In the last few months, we have seen people hack an airplane's entertainment system, a pump used to control the distribution of drugs to a patient in a hospital, and the guts of an automobile electronic control system.  We should be similarly surprised that the people who developed those devices thought they could be operated safely in such a hostile place.  Boards of Directors should be a little more careful about their due diligence.  They need to be asking more questions about any device that has an Internet connection.  I talked to a friend of mine, who sat on some of those Boards, and he laughed at that idea.

Boards are not selected for thier technical abilities, he said.  I know that.  They don't know what questions to ask.  I didn't know that.  In fact, I thought Boards were smart people put in place to ask hard questions.  He laughed again.

Certainly they must know something about hacking, since so much of it is going around.  Then, I thought about all those businesses losing information to the Chinese, and thought I might re-evaluate that position.  They don't know enough to ask about how they should protect their own trade secrets from the Chinese.  They didn't ask any questions about what was being done by their own internal IT shops.  The questions they would have to ask about development projects are harder to thiink about about.  They would actually have to think about development as an IT-related business, rather than as a product which will make a certain amount of money, given a specific financial investment.  He laughed hard at that.  I may have overestimated the degree of discussion about the technical merits of a product, given the amount of investment in it.  No wonder they never get around to asking about security.  They are definitely paying these guys too much money.

Tuesday, August 4, 2015

The Pakistan Taliban

Reuters has a story today that may begin to open up the story of the death of Mullah Omar and why the Taliban thought better of announcing it until two years after it happened.  That mess is described in the resignation of Syed Mohammad Tayab Agha as director of the Political Office in the Qatari capital Doha.    [Jibran Ahmadibran Ahmad, New Taliban leader facing tension as top official quits, 4 August]

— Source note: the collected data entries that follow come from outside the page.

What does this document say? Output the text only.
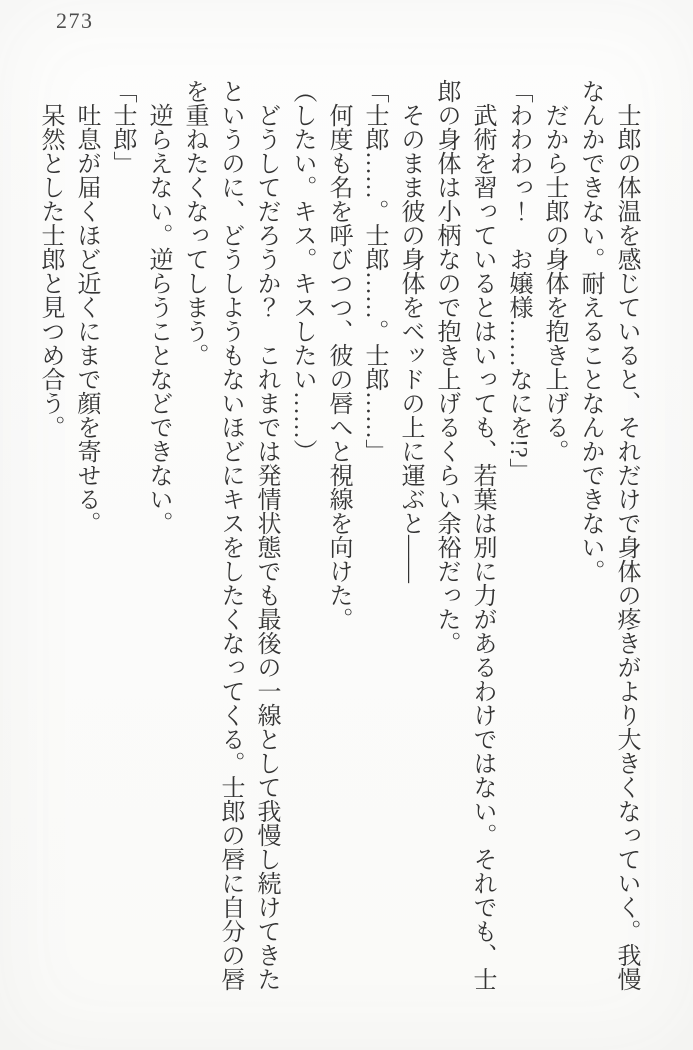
273
　士郎の体温を感じていると、それだけで身体の疼きがより大きくなっていく。我慢
なんかできない。耐えることなんかできない。
　だから士郎の身体を抱き上げる。
「わわわっ！　お嬢様……なにを!?」
　武術を習っているとはいっても、若葉は別に力があるわけではない。それでも、士
郎の身体は小柄なので抱き上げるくらい余裕だった。
　そのまま彼の身体をベッドの上に運ぶと――
「士郎……。士郎……。士郎……」
　何度も名を呼びつつ、彼の唇へと視線を向けた。
（したい。キス。キスしたい……）
　どうしてだろうか？　これまでは発情状態でも最後の一線として我慢し続けてきた
というのに、どうしようもないほどにキスをしたくなってくる。士郎の唇に自分の唇
を重ねたくなってしまう。
　逆らえない。逆らうことなどできない。
「士郎」
　吐息が届くほど近くにまで顔を寄せる。
　呆然とした士郎と見つめ合う。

Agha listed a few things as reasons for his resignation:
1.     The new leadership is made up of people living outside the country.
2.    He blames Mullah Monsour for the concealment of the death of Mullah Omar, something he calls a ‘historic mistake by the individuals concerned’
3.    The Taliban are taking on roles outside of Afghanistan and that is not good for them. 

Ahmad describes a little more that might account for the sudden departure of Agha and the splits in the Taliban who seem to be supported by the Pakistanis.  Monsour sent a delegation of “peace negotiators” to talk to the Afghan government but didn’t include Agha who is the lead negotiator in Doha.  That must have hurt.  It sets Monsour ahead of the other factions of Taliban and shows the Pakistan Intelligence Service (ISI) favors him.  That alone will make him the tacit leader of the clans. 

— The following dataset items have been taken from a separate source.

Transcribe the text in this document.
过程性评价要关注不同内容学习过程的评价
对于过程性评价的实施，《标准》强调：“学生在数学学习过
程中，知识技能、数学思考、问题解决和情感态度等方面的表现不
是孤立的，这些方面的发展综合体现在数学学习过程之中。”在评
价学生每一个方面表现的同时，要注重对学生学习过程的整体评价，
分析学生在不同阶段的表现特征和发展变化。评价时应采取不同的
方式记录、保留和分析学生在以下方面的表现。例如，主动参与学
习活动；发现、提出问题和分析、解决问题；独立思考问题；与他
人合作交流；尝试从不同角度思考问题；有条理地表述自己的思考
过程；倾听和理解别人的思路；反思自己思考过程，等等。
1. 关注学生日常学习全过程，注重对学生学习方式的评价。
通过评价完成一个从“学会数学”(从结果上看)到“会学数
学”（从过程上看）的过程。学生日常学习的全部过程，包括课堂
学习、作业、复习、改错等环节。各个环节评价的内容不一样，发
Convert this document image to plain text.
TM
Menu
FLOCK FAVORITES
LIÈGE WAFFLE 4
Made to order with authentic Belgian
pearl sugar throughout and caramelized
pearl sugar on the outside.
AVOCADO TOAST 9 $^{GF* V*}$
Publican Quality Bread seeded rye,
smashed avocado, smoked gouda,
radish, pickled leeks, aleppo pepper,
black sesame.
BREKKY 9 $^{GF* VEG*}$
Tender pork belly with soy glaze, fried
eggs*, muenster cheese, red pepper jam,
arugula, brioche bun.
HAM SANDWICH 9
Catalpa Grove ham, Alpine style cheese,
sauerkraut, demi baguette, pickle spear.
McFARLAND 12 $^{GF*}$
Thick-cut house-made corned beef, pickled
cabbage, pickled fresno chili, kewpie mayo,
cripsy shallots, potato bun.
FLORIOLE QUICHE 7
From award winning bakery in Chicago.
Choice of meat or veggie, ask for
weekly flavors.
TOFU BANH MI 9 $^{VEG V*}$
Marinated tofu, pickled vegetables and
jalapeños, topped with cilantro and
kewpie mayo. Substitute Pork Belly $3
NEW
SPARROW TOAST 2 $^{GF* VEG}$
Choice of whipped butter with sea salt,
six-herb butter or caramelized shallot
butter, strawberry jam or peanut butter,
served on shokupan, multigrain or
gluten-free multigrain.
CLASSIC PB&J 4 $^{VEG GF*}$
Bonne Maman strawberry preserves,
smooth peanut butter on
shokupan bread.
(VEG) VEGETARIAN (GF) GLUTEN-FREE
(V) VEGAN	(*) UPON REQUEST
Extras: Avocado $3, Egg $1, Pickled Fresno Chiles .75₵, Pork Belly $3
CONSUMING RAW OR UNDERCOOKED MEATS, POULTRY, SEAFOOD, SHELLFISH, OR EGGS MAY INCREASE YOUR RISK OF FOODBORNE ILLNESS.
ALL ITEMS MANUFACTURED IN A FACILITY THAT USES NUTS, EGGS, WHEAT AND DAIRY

Fighting has erupted between various factions in the Taliban, something the Taliban denies, of course.  This has temporarily stopped the Taliban from fighting most everyone, which may be a good thing.  The only problem is the will of the fighters to fight leads to defections to ISIS.  The Taliban leadership has to contend with that external group, which is not fighting the war for them in Afghanistan.  Their leadership in the extremist groups is being challenged.

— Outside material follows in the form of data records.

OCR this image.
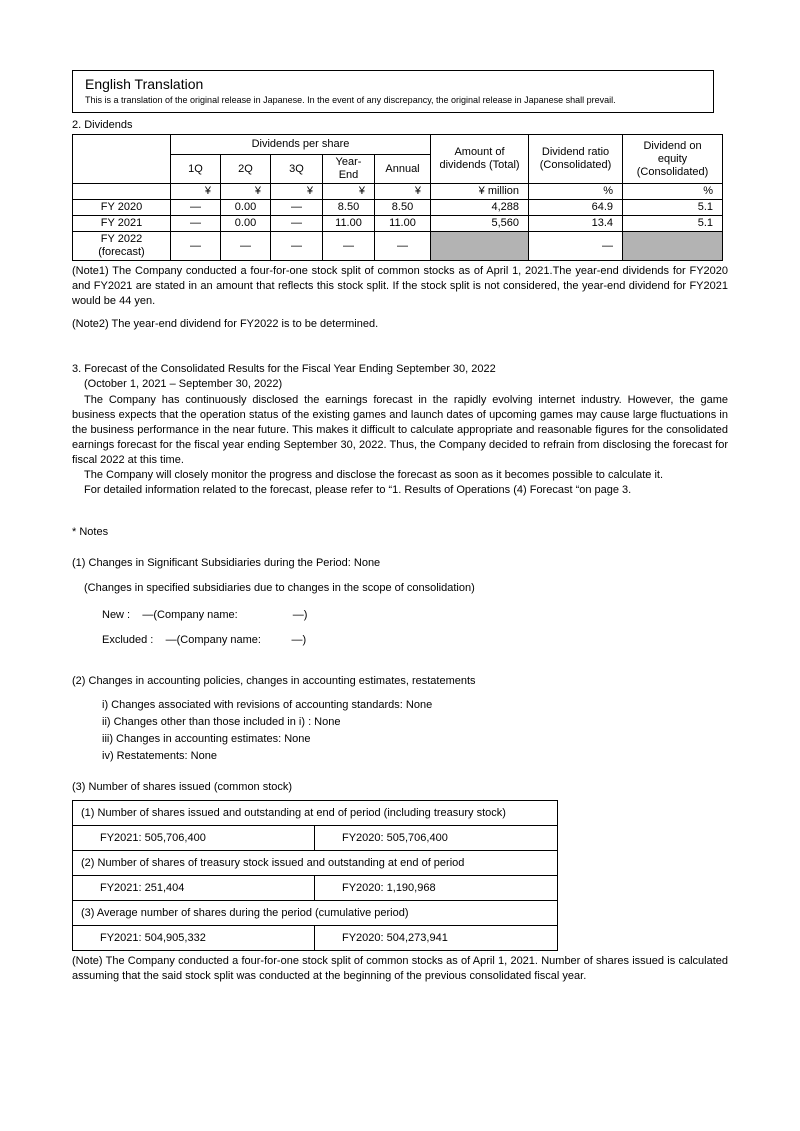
English Translation
This is a translation of the original release in Japanese. In the event of any discrepancy, the original release in Japanese shall prevail.
2. Dividends
	Dividends per share					Amount of dividends (Total)	Dividend ratio (Consolidated)	Dividend on equity (Consolidated)
	1Q	2Q	3Q	Year-End	Annual			
	¥	¥	¥	¥	¥	¥ million	%	%
FY 2020	—	0.00	—	8.50	8.50	4,288	64.9	5.1
FY 2021	—	0.00	—	11.00	11.00	5,560	13.4	5.1
FY 2022 (forecast)	—	—	—	—	—		—	

(Note1) The Company conducted a four-for-one stock split of common stocks as of April 1, 2021.The year-end dividends for FY2020 and FY2021 are stated in an amount that reflects this stock split. If the stock split is not considered, the year-end dividend for FY2021 would be 44 yen.

(Note2) The year-end dividend for FY2022 is to be determined.

3. Forecast of the Consolidated Results for the Fiscal Year Ending September 30, 2022
(October 1, 2021 – September 30, 2022)

The Company has continuously disclosed the earnings forecast in the rapidly evolving internet industry. However, the game business expects that the operation status of the existing games and launch dates of upcoming games may cause large fluctuations in the business performance in the near future. This makes it difficult to calculate appropriate and reasonable figures for the consolidated earnings forecast for the fiscal year ending September 30, 2022. Thus, the Company decided to refrain from disclosing the forecast for fiscal 2022 at this time.

The Company will closely monitor the progress and disclose the forecast as soon as it becomes possible to calculate it.

For detailed information related to the forecast, please refer to “1. Results of Operations (4) Forecast “on page 3.

* Notes

(1) Changes in Significant Subsidiaries during the Period: None

(Changes in specified subsidiaries due to changes in the scope of consolidation)

New :    —(Company name:                  —)

Excluded :    —(Company name:          —)

(2) Changes in accounting policies, changes in accounting estimates, restatements

i) Changes associated with revisions of accounting standards: None

ii) Changes other than those included in i) : None

iii) Changes in accounting estimates: None

iv) Restatements: None

(3) Number of shares issued (common stock)

(1) Number of shares issued and outstanding at end of period (including treasury stock)	
FY2021: 505,706,400	FY2020: 505,706,400
(2) Number of shares of treasury stock issued and outstanding at end of period	
FY2021: 251,404	FY2020: 1,190,968
(3) Average number of shares during the period (cumulative period)	
FY2021: 504,905,332	FY2020: 504,273,941

(Note) The Company conducted a four-for-one stock split of common stocks as of April 1, 2021. Number of shares issued is calculated assuming that the said stock split was conducted at the beginning of the previous consolidated fiscal year.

What we need to remember is that Pakistan is right in the middle of this.  When the Chinese were having trouble with the Uighurs, they went to Pakistan to talk about stopping the training of terrorists.  It seemed odd at the time, but maybe the Chinese were well informed about where the problems with Islamic extremists come from.  I’m having trouble believing the Iranians are the world’s leading supporters of terror when Pakistan seems to be holding its own.